Workflow causes scheduled job to fail regardless of conditions

Version Info:

  • PHP – 7.3.13 *
  • IIS – 10.0.17763.1
  • SQL – MS SQL Server 2016 13.0.5103.6 (X64)
  • SuiteCRM – 7.10.30, Sugar Version 6.5.25 (Build 344)

I’ve been experiencing a problem where the Process Workflow job will fail. Suite log shows:
Fri Jul 30 16:39:56 2021 [6980][1 ][FATAL] Job 77812e77-5e52-8e64-09aa-61041deb8915 (Process Workflow Tasks) failed in CRON run
Fri Jul 30 16:39:56 2021 [6980][1 ][INFO] Resolving job 77812e77-5e52-8e64-09aa-61041deb8915 as failure: Unexpected failure, please check PHP logs and suitecrm.log

PHP log doesn’t show any errors.

I have a Workflow isolated right now which when activated causes the the above failure.
I’ve found that creating a copy of this workflow with all the same conditions/actions does not cause any failure.
I’ve also found that regardless of the conditions and actions within the original workflow (and even with no conditions/actions), just having this workflow activated causes the Process Workflow job to fail.

I’ve looked at Debug level logging and the only thing I see before the fail is the workflow query followed by all the leads matching the query being processed:
Sat Jul 31 01:34:09 2021 [6764][1 ][DEBUG] Hook called: Leads::process_record
Sat Jul 31 01:34:09 2021 [6764][1 ][DEBUG] process_full_list: Lead(113ddbdf-80b0-a661-a849-5f19bf049567): id = 113ddbdf-80b0-a661-a849-5f19bf049567

I’m interested to know if anyone has experienced this kind of problem - I’m trying to understand what’s going on as this install has a large number of workflows and I think this is affecting multiple workflows. Obviously the easy fix is to recreate any ‘bad’ workflows. but I want to try and understand the root cause if possible. Creating new versions run the risk of re-processing records. Or is there something else I should be looking at?

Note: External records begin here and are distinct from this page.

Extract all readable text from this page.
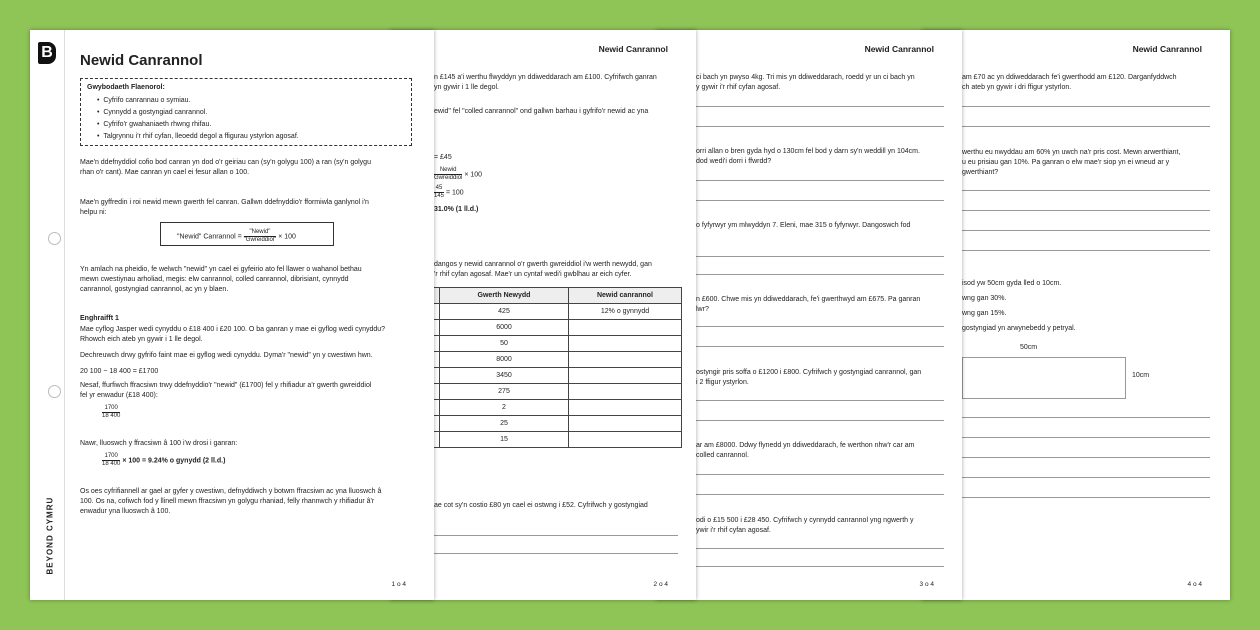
Newid Canrannol
am £70 ac yn ddiweddarach fe'i gwerthodd am £120. Darganfyddwch
ch ateb yn gywir i dri ffigur ystyrlon.
werthu eu nwyddau am 60% yn uwch na'r pris cost. Mewn arwerthiant,
u eu prisiau gan 10%. Pa ganran o elw mae'r siop yn ei wneud ar y
gwerthiant?
isod yw 50cm gyda lled o 10cm.
wng gan 30%.
wng gan 15%.
gostyngiad yn arwynebedd y petryal.
50cm
10cm
4 o 4
Newid Canrannol
ci bach yn pwyso 4kg. Tri mis yn ddiweddarach, roedd yr un ci bach yn
y gywir i'r rhif cyfan agosaf.
orri allan o bren gyda hyd o 130cm fel bod y darn sy'n weddill yn 104cm.
dod wedi'i dorri i ffwrdd?
o fyfyrwyr ym mlwyddyn 7. Eleni, mae 315 o fyfyrwyr. Dangoswch fod
n £600. Chwe mis yn ddiweddarach, fe'i gwerthwyd am £675. Pa ganran
lwr?
ostyngir pris soffa o £1200 i £800. Cyfrifwch y gostyngiad canrannol, gan
i 2 ffigur ystyrlon.
ar am £8000. Ddwy flynedd yn ddiweddarach, fe werthon nhw'r car am
colled canrannol.
odi o £15 500 i £28 450. Cyfrifwch y cynnydd canrannol yng ngwerth y
ywir i'r rhif cyfan agosaf.
3 o 4
Newid Canrannol
n £145 a'i werthu flwyddyn yn ddiweddarach am £100. Cyfrifwch ganran
yn gywir i 1 lle degol.
ewid" fel "colled canrannol" ond gallwn barhau i gyfrifo'r newid ac yna
= £45
$\frac{\text{Newid}}{\text{Gwreiddiol}} \times 100$
$\frac{45}{145} = 100$
31.0% (1 ll.d.)
dangos y newid canrannol o'r gwerth gwreiddiol i'w werth newydd, gan
'r rhif cyfan agosaf. Mae'r un cyntaf wedi'i gwblhau ar eich cyfer.
	Gwerth Newydd	Newid canrannol
	425	12% o gynnydd
	6000	
	50	
	8000	
	3450	
	275	
	2	
	25	
	15	
ae cot sy'n costio £80 yn cael ei ostwng i £52. Cyfrifwch y gostyngiad
2 o 4
B
BEYOND CYMRU
Newid Canrannol
Gwybodaeth Flaenorol:
•  Cyfrifo canrannau o symiau.
•  Cynnydd a gostyngiad canrannol.
•  Cyfrifo'r gwahaniaeth rhwng rhifau.
•  Talgrynnu i'r rhif cyfan, lleoedd degol a ffigurau ystyrlon agosaf.
Mae'n ddefnyddiol cofio bod canran yn dod o'r geiriau can (sy'n golygu 100) a ran (sy'n golygu
rhan o'r cant). Mae canran yn cael ei fesur allan o 100.
Mae'n gyffredin i roi newid mewn gwerth fel canran. Gallwn ddefnyddio'r fformiwla ganlynol i'n
helpu ni:
"Newid" Canrannol = $\frac{\text{"Newid"}}{\text{"Gwreiddiol"}} \times 100$
Yn amlach na pheidio, fe welwch "newid" yn cael ei gyfeirio ato fel llawer o wahanol bethau
mewn cwestiynau arholiad, megis: elw canrannol, colled canrannol, dibrisiant, cynnydd
canrannol, gostyngiad canrannol, ac yn y blaen.
Enghraifft 1
Mae cyflog Jasper wedi cynyddu o £18 400 i £20 100. O ba ganran y mae ei gyflog wedi cynyddu?
Rhowch eich ateb yn gywir i 1 lle degol.
Dechreuwch drwy gyfrifo faint mae ei gyflog wedi cynyddu. Dyma'r "newid" yn y cwestiwn hwn.
20 100 − 18 400 = £1700
Nesaf, ffurfiwch ffracsiwn trwy ddefnyddio'r "newid" (£1700) fel y rhifiadur a'r gwerth gwreiddiol
fel yr enwadur (£18 400):
$\frac{1700}{18 400}$
Nawr, lluoswch y ffracsiwn â 100 i'w drosi i ganran:
$\frac{1700}{18 400} \times 100 = 9.24\%$ o gynydd (2 ll.d.)
Os oes cyfrifiannell ar gael ar gyfer y cwestiwn, defnyddiwch y botwm ffracsiwn ac yna lluoswch â
100. Os na, cofiwch fod y llinell mewn ffracsiwn yn golygu rhaniad, felly rhannwch y rhifiadur â'r
enwadur yna lluoswch â 100.
1 o 4
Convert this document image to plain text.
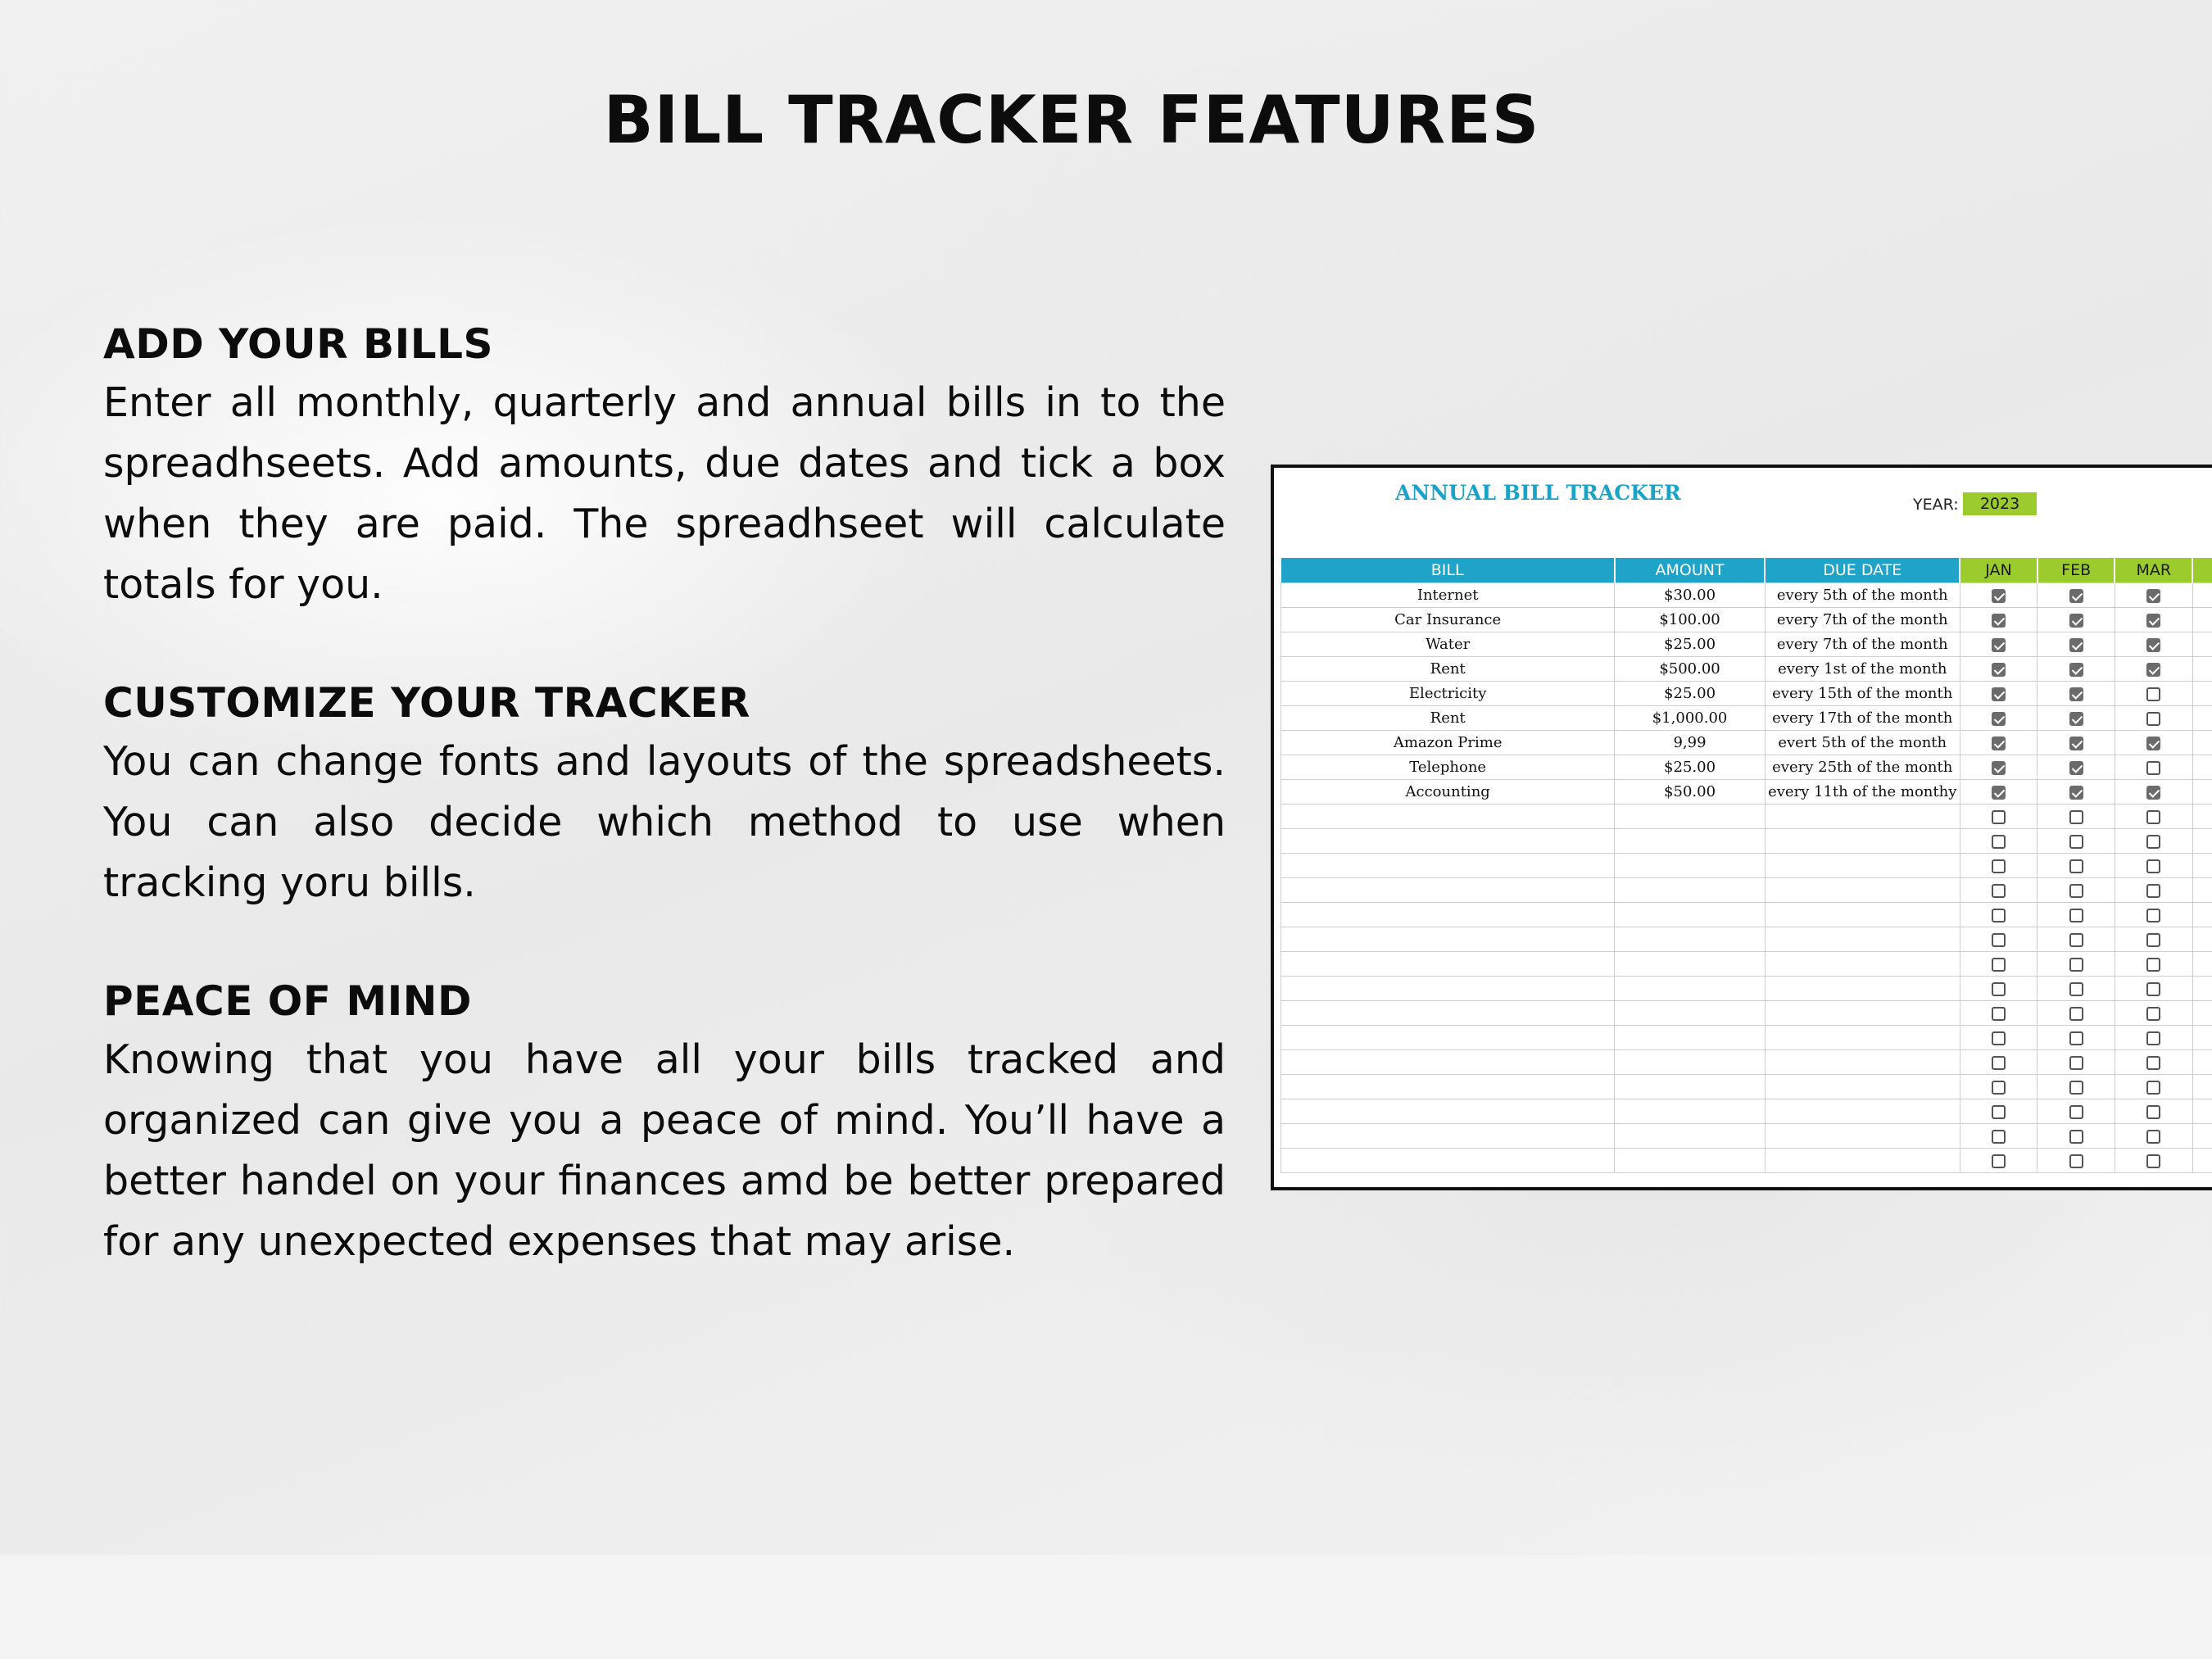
BILL TRACKER FEATURES
ADD YOUR BILLS

Enter all monthly, quarterly and annual bills in to the spreadhseets. Add amounts, due dates and tick a box when they are paid. The spreadhseet will calculate totals for you.

CUSTOMIZE YOUR TRACKER

You can change fonts and layouts of the spreadsheets. You can also decide which method to use when tracking yoru bills.

PEACE OF MIND

Knowing that you have all your bills tracked and organized can give you a peace of mind. You’ll have a better handel on your finances amd be better prepared for any unexpected expenses that may arise.

ANNUAL BILL TRACKER	YEAR:	2023
BILL	AMOUNT	DUE DATE	JAN	FEB	MAR	
Internet	$30.00	every 5th of the month				
Car Insurance	$100.00	every 7th of the month				
Water	$25.00	every 7th of the month				
Rent	$500.00	every 1st of the month				
Electricity	$25.00	every 15th of the month				
Rent	$1,000.00	every 17th of the month				
Amazon Prime	9,99	evert 5th of the month				
Telephone	$25.00	every 25th of the month				
Accounting	$50.00	every 11th of the monthy				
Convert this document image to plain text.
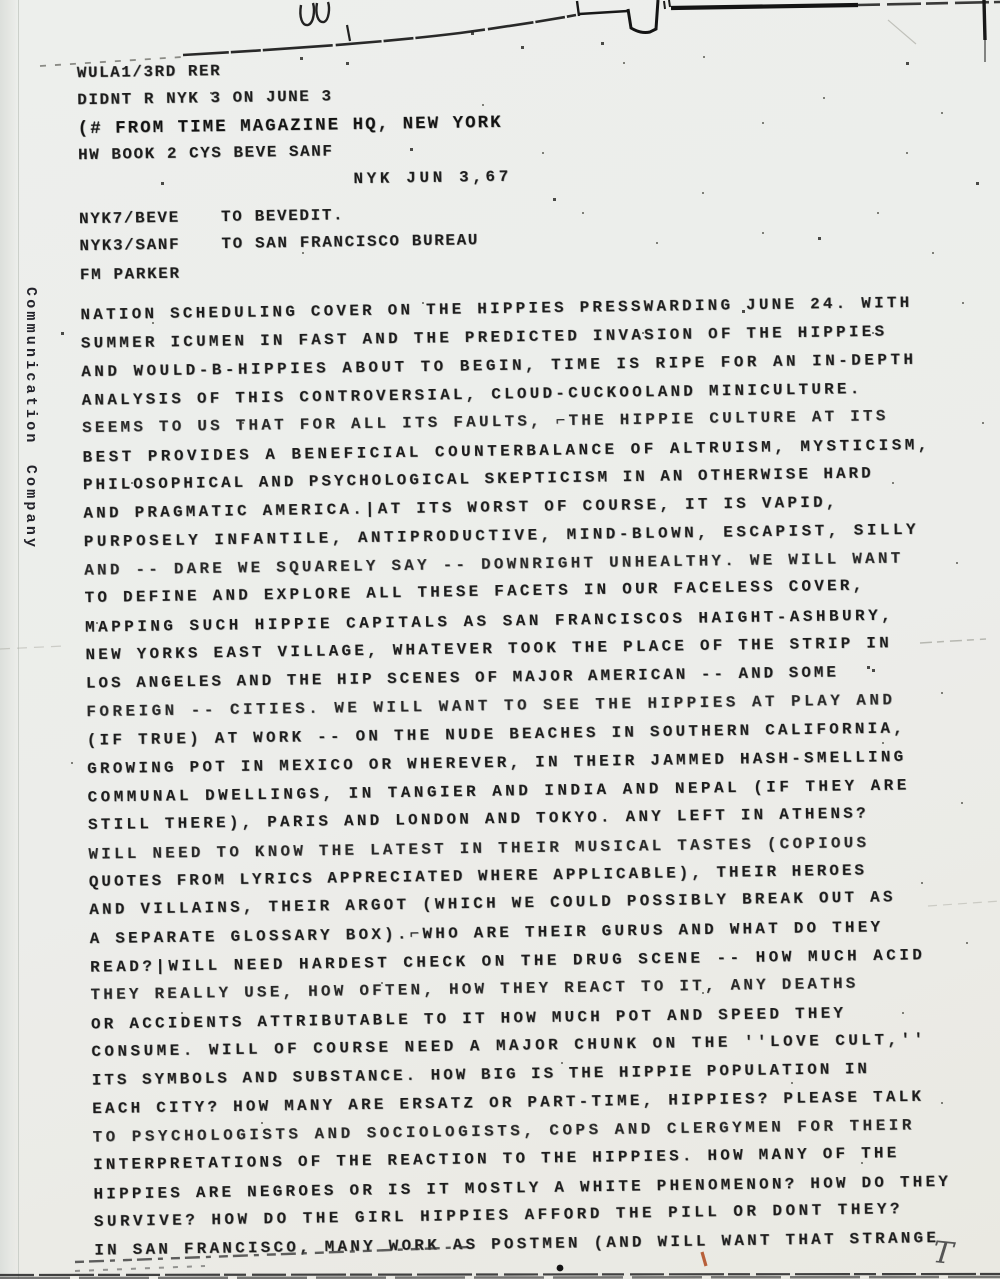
Communication Company
WULA1/3RD RER
DIDNT R NYK 3 ON JUNE 3
(# FROM TIME MAGAZINE HQ, NEW YORK
HW BOOK 2 CYS BEVE SANF
NYK JUN 3,67
NYK7/BEVE	TO BEVEDIT.
NYK3/SANF	TO SAN FRANCISCO BUREAU
FM PARKER
NATION SCHEDULING COVER ON THE HIPPIES PRESSWARDING JUNE 24. WITH
SUMMER ICUMEN IN FAST AND THE PREDICTED INVASION OF THE HIPPIES
AND WOULD-B-HIPPIES ABOUT TO BEGIN, TIME IS RIPE FOR AN IN-DEPTH
ANALYSIS OF THIS CONTROVERSIAL, CLOUD-CUCKOOLAND MINICULTURE.
SEEMS TO US THAT FOR ALL ITS FAULTS, ⌐THE HIPPIE CULTURE AT ITS
BEST PROVIDES A BENEFICIAL COUNTERBALANCE OF ALTRUISM, MYSTICISM,
PHILOSOPHICAL AND PSYCHOLOGICAL SKEPTICISM IN AN OTHERWISE HARD
AND PRAGMATIC AMERICA.|AT ITS WORST OF COURSE, IT IS VAPID,
PURPOSELY INFANTILE, ANTIPRODUCTIVE, MIND-BLOWN, ESCAPIST, SILLY
AND -- DARE WE SQUARELY SAY -- DOWNRIGHT UNHEALTHY. WE WILL WANT
TO DEFINE AND EXPLORE ALL THESE FACETS IN OUR FACELESS COVER,
MAPPING SUCH HIPPIE CAPITALS AS SAN FRANCISCOS HAIGHT-ASHBURY,
NEW YORKS EAST VILLAGE, WHATEVER TOOK THE PLACE OF THE STRIP IN
LOS ANGELES AND THE HIP SCENES OF MAJOR AMERICAN -- AND SOME
FOREIGN -- CITIES. WE WILL WANT TO SEE THE HIPPIES AT PLAY AND
(IF TRUE) AT WORK -- ON THE NUDE BEACHES IN SOUTHERN CALIFORNIA,
GROWING POT IN MEXICO OR WHEREVER, IN THEIR JAMMED HASH-SMELLING
COMMUNAL DWELLINGS, IN TANGIER AND INDIA AND NEPAL (IF THEY ARE
STILL THERE), PARIS AND LONDON AND TOKYO. ANY LEFT IN ATHENS?
WILL NEED TO KNOW THE LATEST IN THEIR MUSICAL TASTES (COPIOUS
QUOTES FROM LYRICS APPRECIATED WHERE APPLICABLE), THEIR HEROES
AND VILLAINS, THEIR ARGOT (WHICH WE COULD POSSIBLY BREAK OUT AS
A SEPARATE GLOSSARY BOX).⌐WHO ARE THEIR GURUS AND WHAT DO THEY
READ?|WILL NEED HARDEST CHECK ON THE DRUG SCENE -- HOW MUCH ACID
THEY REALLY USE, HOW OFTEN, HOW THEY REACT TO IT, ANY DEATHS
OR ACCIDENTS ATTRIBUTABLE TO IT HOW MUCH POT AND SPEED THEY
CONSUME. WILL OF COURSE NEED A MAJOR CHUNK ON THE ''LOVE CULT,''
ITS SYMBOLS AND SUBSTANCE. HOW BIG IS THE HIPPIE POPULATION IN
EACH CITY? HOW MANY ARE ERSATZ OR PART-TIME, HIPPIES? PLEASE TALK
TO PSYCHOLOGISTS AND SOCIOLOGISTS, COPS AND CLERGYMEN FOR THEIR
INTERPRETATIONS OF THE REACTION TO THE HIPPIES. HOW MANY OF THE
HIPPIES ARE NEGROES OR IS IT MOSTLY A WHITE PHENOMENON? HOW DO THEY
SURVIVE? HOW DO THE GIRL HIPPIES AFFORD THE PILL OR DONT THEY?
IN SAN FRANCISCO, MANY WORK AS POSTMEN (AND WILL WANT THAT STRANGE
T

As the message says, you need to check your PHP logs, which are not the same as suitecrm.log

I am checking both the Suite log and PHP log - there’s no errors in the PHP log at the time of the cron job failing.

have you checked your server lately for overgrown tables?

Run the first query in this post and examine results:

It’s possible that you have excessive let-over entries in process_record and the query runs too long.

Turning on “Log slow queries” in Admin / Settings would also give you this clue.

Thanks. I can’t check indexes currently, but aow_processed is large. I’ve been reading through this thread and will see if we can improve the situation.

The Prune Database job is not active - I assume it would be good practice to get that activated.

Is there any way to check left over entries in process_record? Does this relate to the job_queue table?

TableName RowCount TotalSpaceKB UsedSpaceKB
aow_processed 9,339,577 5,016,224 5,014,704
securitygroups_records 2,591,262 1,769,024 1,768,688
leads_cstm 868,806 812,816 812,552
leads 868,770 1,401,904 1,398,680
email_addr_bean_rel 480,772 170,696 169,808
email_addresses 447,125 173,512 172,632
leads_audit 195,709 63,344 62,864
aow_processed_aow_actions 161,703 156,848 156,656
job_queue 125,103 246,496 246,224
calls_leads 74,122 83,368 83,120

Sorry, forget about process_record, what I meant to write was aow_processed, which is exactly your problem.

You can also probably clear most of your securitygroups_records by deleting orphaned records (the ones that point at records which are no longer in the database, like deleted Leads, for example).